L'histoire derrière Tom Friedmans Turngum Sculptures
Un caoutchouc de vessie parfaitement sphérique, un cure-dent, un homme en canne à sucre. Ce ne sont que quelques-unes des œuvres de l'artiste Tom Friedman.
Friedman, né au Missouri, est connu pour transformer des objets ordinaires, dont beaucoup l'ont normalement utilisé dans des œuvres d'art qui fluctuaient entre la bande dessinée et le concept.
Par exemple, sa pièce en caoutchouc est une boule rose parfaite, presque comme la résine, qui se compose de 1 500 morceaux de chewing-gum. Au début, on dirait comment dégoûtant, mais sans connaître son contenu, cette boule brillante ne fait pas presque similaire au caoutchouc mâché, qui remet en question notre perception de la fonction et de l'apparence matérielle.
Il en va de même pour Auto-Portrait sans titre , Une petite taille du profil d'un homme qui est devenu étonnamment de l'aspirine avec une seule planche. Friedman est vraiment en concurrence avec Michelangelo Michel-Ange: Chaque détail du visage est sur le cartilage ondulé de l'oreille à l'extérieur de la petite surface de la tablette d'aspirine. Friedman nous provoque avec le choix du médium, car il est très similaire au marbre Carrare extrêmement respecté, qui est utilisé par l'ancienne renaissance et les professeurs baroques.
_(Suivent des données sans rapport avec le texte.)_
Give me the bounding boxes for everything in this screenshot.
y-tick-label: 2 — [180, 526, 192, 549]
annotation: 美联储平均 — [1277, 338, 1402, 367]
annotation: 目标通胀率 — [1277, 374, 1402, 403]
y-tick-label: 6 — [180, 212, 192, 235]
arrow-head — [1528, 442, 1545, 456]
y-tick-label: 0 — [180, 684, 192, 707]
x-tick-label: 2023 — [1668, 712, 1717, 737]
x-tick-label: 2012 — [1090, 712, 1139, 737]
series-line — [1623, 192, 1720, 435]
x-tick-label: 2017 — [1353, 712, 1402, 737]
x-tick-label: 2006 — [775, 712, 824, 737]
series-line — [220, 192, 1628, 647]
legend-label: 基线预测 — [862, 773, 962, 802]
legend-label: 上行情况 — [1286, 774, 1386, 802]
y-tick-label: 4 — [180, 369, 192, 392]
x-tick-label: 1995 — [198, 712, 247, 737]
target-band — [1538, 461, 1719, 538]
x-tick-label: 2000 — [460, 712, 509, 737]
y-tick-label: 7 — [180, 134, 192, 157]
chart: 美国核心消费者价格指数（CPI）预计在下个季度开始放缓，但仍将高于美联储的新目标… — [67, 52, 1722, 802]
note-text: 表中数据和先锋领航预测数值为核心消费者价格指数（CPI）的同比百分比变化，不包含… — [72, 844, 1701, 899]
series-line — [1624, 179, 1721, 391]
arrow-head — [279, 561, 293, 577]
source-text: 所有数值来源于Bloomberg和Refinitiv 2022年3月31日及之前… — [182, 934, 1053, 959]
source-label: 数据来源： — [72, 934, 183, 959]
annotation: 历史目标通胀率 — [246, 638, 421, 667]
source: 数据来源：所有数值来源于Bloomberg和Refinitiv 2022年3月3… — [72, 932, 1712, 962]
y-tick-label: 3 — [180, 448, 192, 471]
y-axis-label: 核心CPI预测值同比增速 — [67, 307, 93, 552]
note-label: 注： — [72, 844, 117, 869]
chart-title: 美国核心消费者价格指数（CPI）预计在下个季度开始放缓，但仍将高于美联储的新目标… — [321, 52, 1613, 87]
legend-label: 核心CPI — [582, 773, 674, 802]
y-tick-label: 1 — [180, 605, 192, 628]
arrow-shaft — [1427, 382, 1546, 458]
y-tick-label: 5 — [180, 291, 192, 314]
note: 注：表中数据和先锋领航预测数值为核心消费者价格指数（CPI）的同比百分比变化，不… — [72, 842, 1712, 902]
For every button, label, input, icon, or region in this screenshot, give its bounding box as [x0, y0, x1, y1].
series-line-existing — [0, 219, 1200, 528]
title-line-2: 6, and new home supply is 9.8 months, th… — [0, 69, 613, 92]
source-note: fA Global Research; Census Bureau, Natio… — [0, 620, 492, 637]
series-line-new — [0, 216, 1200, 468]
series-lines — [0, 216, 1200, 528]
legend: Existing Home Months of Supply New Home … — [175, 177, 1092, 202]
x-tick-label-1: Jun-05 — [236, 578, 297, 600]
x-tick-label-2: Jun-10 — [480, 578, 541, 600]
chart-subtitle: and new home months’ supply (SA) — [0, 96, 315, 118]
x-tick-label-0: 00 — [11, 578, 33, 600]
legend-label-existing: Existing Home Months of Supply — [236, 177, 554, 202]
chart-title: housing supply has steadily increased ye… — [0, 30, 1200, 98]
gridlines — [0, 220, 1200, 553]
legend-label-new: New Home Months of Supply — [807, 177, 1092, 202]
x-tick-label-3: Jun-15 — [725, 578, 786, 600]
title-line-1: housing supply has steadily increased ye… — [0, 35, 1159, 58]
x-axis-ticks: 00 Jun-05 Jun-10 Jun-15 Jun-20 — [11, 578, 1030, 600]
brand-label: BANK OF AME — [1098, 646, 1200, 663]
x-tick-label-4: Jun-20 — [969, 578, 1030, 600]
Friedman demande au spectateur de réfléchir à ce qui fait de l'art de l'utilisation d'objets simples que nous trouverions dans notre maison, et de les réutiliser dans quelque chose qui est digne de l'exposition. Les débris inexplorés de notre vie quotidienne, que nous rejetons comme des déchets, pour ainsi dire.
D'une manière ou d'une autre, il suggère que tout le monde peut être un artiste et que la pratique n'a pas à limiter les personnes qui ont les outils, les compétences et l'accès au matériel dont nous avons besoin de manière conventionnelle. Ce qui semble être une structure simple et stable est une inspection plus approfondie sur un argument compliqué de matériaux inattendus tels que la mousse de polystyrène, le troupeau ou le fil, qui nécessite sans aucun doute une capacité artistique sérieuse.
Cependant, au-dessus de la capacité technique et de la créativité, la principale vertu de Friedman est la patience. Vous prenez beaucoup de temps et de soin lorsque vous perfectionnez votre métier, tout en racontant une histoire qui la place dans le récit de l'œuvre d'art. Par exemple, chaque morceau de caoutchouc qu'il a utilisé a été pris avec la consistance exacte qu'il voulait, s'est mâché et a veillé à ce que la couleur soit restée la même ou a été montrée dans son auto-Portrait d'aspirine. De cette façon, il rappelle au spectateur qui est par rapport à la pièce et le rend plus personnel.
Le spectateur a également besoin de patience, qui les œuvres d'art sont souvent inhabituellement petites. Sculptures Ils sont traditionnellement plus grands, au moins la moitié d'une taille de corps humain ou de la taille de la vie, en particulier les plus connues pour les sculpteurs de la Renaissance. Cependant, ses œuvres d'art sont très petites, dans certains cas trop petites, pour voir de loin à l'œil nu. Puis Friedman demande au spectateur de prendre le temps, d'observer soigneusement ses pièces afin de les comprendre correctement et non seulement de les juger après la lettre. Il crée une proximité physique entre nous et lui et imite également l'acte de sculpture.
Azing, l'acte répété de mâcher le chewing-gum ou de placer le cure-dent pour créer l'explosion des étoiles pourrait également refléter le consumérisme écrasant mais sans fin, auquel l'humanité est malheureusement utilisée. Cela se reflète également dans la grande quantité de tout matériau qu'il devait utiliser.
Il décrit parfaitement cela et dit: pour moi, l'art est un contexte pour arrêter l'expérience du spectateur avec sa vie quotidienne pour penser aux choses auxquelles ils n'ont pas pensé. Ou pensez d'une nouvelle manière.